Christelle Rouer, la maman de Phebée, également en troisième, se demande si " c'était bien judicieux de placer deux semaines de vacances entre deux semaines de cours en distanciel."

Elle poursuit : "Je suis sceptique sur leurs capacités à se remettre au travail et à se concentrer après deux semaines de vacances." 

Dans certains établissements comme au collège Jean Moulin de Nogent-le-Roi en Eure-et-Loir, des assistants d’éducation ont été attribués à chaque classe pour prendre des nouvelles des élèves et s’assurer qu’ils ne décrochent pas. "Celui de mon fils nous a déjà appelés. C’est bien. Nous nous sentons moins seuls quand même", confie Gaelle Hardy.

Et elle conclut : "Si ça se passe bien, c’est uniquement grâce au personnel du collège et non au gouvernement. En fait aujourd’hui, nous n’avons plus confiance en ce ministère et c’est un problème quand même."

Pierre Licout, du syndicat enseignant ajoute : " le problème c’est que les programmes n’ont du tout été aménagés comme nous l’avons demandé et c’est un leurre de croire que nous pouvons faire l’école en distanciel. L’école se fait à l’école. A la maison, il s’agit de maintenir un lien scolaire, c’est tout" .

Pour le représentant syndical, il faut donc "alléger les objectifs " pour que les élèves et les enseignants vivent bien cette nouvelle période de confinement et que tous restent motivés.

La vaccination des enseignants reportée à mi-juin

"L’urgence est de vacciner les personnels des établissements scolaires et de pouvoir tester rapidement tout le monde, élèves et personnels.

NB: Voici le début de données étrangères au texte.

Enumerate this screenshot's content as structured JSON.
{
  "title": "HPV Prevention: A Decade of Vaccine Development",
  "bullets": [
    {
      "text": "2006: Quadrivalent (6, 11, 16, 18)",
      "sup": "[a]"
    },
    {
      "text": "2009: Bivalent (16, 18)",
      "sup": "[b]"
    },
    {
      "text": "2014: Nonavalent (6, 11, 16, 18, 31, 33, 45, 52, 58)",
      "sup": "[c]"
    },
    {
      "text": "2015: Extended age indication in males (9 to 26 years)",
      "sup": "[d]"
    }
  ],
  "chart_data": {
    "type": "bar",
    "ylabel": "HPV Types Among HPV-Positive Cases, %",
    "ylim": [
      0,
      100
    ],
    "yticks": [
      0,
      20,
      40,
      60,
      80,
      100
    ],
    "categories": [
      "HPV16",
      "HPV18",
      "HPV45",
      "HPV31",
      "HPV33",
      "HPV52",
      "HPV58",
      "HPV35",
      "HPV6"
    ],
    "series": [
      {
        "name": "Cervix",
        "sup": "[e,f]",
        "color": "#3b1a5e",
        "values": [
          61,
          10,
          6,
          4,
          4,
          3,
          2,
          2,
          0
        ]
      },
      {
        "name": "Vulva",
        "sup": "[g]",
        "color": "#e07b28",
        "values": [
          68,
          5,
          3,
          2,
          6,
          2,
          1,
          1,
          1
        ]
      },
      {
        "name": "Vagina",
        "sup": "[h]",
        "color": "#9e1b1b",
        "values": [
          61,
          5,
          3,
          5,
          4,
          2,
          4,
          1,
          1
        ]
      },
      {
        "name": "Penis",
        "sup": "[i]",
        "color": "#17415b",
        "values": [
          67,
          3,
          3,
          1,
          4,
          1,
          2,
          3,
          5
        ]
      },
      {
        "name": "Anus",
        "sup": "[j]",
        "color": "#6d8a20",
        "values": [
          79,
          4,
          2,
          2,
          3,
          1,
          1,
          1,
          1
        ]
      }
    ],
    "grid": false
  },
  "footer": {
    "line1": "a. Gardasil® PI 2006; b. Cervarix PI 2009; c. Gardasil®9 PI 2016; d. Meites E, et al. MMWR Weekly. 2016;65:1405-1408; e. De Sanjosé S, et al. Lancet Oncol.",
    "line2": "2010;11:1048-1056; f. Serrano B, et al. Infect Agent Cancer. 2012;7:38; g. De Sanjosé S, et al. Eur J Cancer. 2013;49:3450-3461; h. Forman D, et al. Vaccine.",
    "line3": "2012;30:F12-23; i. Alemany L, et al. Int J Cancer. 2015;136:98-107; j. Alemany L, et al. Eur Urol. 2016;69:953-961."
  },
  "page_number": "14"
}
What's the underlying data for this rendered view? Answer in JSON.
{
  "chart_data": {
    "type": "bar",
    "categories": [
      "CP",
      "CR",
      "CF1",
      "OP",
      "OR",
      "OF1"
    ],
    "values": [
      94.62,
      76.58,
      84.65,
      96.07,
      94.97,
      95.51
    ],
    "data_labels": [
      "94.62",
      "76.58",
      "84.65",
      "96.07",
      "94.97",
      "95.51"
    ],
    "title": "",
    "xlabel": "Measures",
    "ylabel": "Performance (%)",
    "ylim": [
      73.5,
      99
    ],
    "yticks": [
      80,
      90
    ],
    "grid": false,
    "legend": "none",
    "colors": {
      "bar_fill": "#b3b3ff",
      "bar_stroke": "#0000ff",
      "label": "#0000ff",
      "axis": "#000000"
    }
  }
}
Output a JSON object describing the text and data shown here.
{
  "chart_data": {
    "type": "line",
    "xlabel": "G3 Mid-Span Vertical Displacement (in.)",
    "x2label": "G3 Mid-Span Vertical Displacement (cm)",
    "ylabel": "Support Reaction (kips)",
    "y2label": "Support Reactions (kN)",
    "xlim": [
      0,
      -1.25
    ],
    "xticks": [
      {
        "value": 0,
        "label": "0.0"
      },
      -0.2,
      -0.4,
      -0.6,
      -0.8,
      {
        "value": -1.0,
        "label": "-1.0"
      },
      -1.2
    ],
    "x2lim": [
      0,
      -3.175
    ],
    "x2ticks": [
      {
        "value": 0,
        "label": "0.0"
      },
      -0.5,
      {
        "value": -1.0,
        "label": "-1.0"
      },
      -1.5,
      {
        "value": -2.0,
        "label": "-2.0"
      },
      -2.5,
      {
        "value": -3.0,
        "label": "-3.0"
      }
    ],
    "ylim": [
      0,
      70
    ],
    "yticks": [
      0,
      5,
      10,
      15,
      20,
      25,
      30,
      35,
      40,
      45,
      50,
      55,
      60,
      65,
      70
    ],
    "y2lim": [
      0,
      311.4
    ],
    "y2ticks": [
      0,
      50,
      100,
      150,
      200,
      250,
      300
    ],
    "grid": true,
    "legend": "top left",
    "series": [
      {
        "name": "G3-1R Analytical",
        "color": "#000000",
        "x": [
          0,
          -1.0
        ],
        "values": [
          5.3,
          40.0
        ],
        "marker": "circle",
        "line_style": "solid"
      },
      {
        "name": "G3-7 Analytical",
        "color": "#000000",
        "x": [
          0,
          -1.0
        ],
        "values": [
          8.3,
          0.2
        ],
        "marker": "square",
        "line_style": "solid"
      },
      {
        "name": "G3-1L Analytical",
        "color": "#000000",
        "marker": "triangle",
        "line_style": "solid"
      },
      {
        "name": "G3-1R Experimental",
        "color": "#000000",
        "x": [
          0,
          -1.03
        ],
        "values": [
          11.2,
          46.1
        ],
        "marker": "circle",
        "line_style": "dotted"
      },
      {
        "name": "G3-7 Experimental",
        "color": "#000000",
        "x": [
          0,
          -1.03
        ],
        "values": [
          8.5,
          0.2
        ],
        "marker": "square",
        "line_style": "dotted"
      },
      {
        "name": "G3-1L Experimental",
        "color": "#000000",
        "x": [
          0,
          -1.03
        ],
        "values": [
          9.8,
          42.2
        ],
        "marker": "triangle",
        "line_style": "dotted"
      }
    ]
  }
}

C'est la seule façon de préparer sereinement la reprise des cours fin avril. Et on n’en prend pas vraiment le chemin", s’inquiète Pierre Licout. 

Fin mars, Emmanuel Macron annonçait que les enseignants seraient vaccinés mi-avril.

En fait, hier, mercredi 7 avril, lors d'une visioconférence avec des collégiens, le président de la République a indiqué que les enseignants feraient partie des publics prioritaires une fois la vaccination ouverte aux moins de 50 ans.

La vaccination des enseignants commenceraient donc mi-juin.